Burmistrz Ochoty Katarzyna Łęgiewicz przekonuje, że nie gardzi wodą z kranu. Jak zapewniają urzędnicy, można ją pić, bo spełnia określone wymagania i normy.

W rodzinie burmistrz wodę z kranu piją jej małe dzieci, a w domu na co dzień jest używana do gotowania. Nie byłoby to możliwe, gdyby nie jakość „kranówki”.

Woda z ochockiej stacji filtrów jest smaczna, spełnia najsurowsze wymagania Sanepidu i normy określone przez Ministra Zdrowia oraz Unię Europejską – zapewniają urzędnicy. Ograniczono znacznie zużycie do jej dezynfekcji chloru. Nad jakością wody czuwają certyfikowane laboratoria kontrolujące codziennie jej jakość (niektóre wskaźniki oznaczane są także w weekendy). Miasto stara się też, żeby woda dostarczana mieszkańcom była tania – dziś za 1 metr sześcienny płacą 4,32 zł.

W latach 90. powstało w naszej dzielnicy ok. 10 ujęć wody oligoceńskiej. Wędrujący z baniakami i plastikowymi butlami stali się stałym elementem pejzażu Ochoty. Źródełka były wówczas konkurencją dla nielubianej „kranówki”. Władze dzielnicy dbały o ich remonty i konserwację, wymieniały aparaturę, opłacały kontrole Sanepidu. Miało to sens te kilkanaście lat temu. Dziś, gdy tanią wodę z kranu możemy podawać nawet dzieciom, staje się to nieracjonalne – zapewnia ochocki urząd.

Teraz źródełek jest coraz mniej (dziś dzielnica zarządza dwoma), coraz droższe jest też ich utrzymanie.
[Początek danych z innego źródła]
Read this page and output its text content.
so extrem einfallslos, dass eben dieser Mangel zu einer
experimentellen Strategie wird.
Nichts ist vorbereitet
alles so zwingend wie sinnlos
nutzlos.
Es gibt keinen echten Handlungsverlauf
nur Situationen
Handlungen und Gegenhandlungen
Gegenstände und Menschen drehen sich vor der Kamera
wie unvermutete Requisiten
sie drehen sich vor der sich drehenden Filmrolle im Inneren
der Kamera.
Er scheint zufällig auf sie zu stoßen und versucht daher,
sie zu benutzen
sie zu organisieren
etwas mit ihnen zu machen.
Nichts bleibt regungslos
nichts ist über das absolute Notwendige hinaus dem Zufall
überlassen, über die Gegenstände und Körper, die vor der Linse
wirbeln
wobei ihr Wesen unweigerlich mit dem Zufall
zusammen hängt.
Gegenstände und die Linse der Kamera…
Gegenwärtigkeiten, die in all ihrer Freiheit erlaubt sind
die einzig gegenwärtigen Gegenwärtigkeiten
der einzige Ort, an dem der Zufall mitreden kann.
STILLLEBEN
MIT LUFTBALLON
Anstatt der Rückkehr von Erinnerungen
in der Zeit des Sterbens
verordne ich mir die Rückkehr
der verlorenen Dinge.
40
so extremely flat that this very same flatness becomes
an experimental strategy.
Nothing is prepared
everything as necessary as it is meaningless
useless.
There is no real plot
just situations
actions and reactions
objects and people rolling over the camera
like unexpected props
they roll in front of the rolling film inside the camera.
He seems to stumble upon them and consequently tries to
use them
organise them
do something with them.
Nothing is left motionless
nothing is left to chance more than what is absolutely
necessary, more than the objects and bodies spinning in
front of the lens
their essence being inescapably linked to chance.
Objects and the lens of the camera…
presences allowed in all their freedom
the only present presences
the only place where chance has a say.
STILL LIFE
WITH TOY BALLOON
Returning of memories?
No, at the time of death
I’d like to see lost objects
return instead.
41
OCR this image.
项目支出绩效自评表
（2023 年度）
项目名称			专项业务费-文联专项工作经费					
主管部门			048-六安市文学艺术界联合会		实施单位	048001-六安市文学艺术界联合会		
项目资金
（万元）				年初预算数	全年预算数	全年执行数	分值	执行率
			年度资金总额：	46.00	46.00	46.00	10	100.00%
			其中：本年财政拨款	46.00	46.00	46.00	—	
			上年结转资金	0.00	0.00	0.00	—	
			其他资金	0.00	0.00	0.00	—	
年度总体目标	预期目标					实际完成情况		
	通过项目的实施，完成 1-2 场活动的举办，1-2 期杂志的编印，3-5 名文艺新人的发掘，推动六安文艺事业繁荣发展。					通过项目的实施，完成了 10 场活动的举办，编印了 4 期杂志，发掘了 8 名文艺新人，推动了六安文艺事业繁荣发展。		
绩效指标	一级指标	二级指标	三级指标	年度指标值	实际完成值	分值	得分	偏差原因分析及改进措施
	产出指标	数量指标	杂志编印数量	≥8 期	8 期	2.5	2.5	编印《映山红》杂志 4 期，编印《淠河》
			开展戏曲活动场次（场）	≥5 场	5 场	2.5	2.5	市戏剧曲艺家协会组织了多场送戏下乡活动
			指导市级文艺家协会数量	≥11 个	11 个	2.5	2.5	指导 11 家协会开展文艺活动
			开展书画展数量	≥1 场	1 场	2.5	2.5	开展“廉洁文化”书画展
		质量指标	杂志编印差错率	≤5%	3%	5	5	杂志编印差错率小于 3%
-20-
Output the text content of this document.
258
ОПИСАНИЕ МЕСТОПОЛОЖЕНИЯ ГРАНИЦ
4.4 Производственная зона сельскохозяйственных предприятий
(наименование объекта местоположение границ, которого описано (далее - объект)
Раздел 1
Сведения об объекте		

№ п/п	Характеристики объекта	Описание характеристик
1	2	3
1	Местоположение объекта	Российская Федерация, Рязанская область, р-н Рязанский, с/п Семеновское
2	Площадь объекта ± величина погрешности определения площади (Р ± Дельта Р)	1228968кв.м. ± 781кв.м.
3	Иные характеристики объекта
Oligocenka wymaga także ścisłego reżimu przechowywania (w szklanych, mytych za każdym razem butelkach, w lodówce, do 24 godzin).

Historia kanalizacji

Brytyjski inżynier William Lindley w latach 70. i 80. dziewiętnastego wieku opracował rewolucyjny projekt miejskiej sieci kanalizacyjno-wodociągowej. System ten stał się modelowym przykładem i działa do dziś.
Same Filtry zostały wpisane do rejestru zabytków i uznane za pomnik historii. Zaopatrują w wodę sześć stołecznych dzielnic i kilka podwarszawskich miejscowości.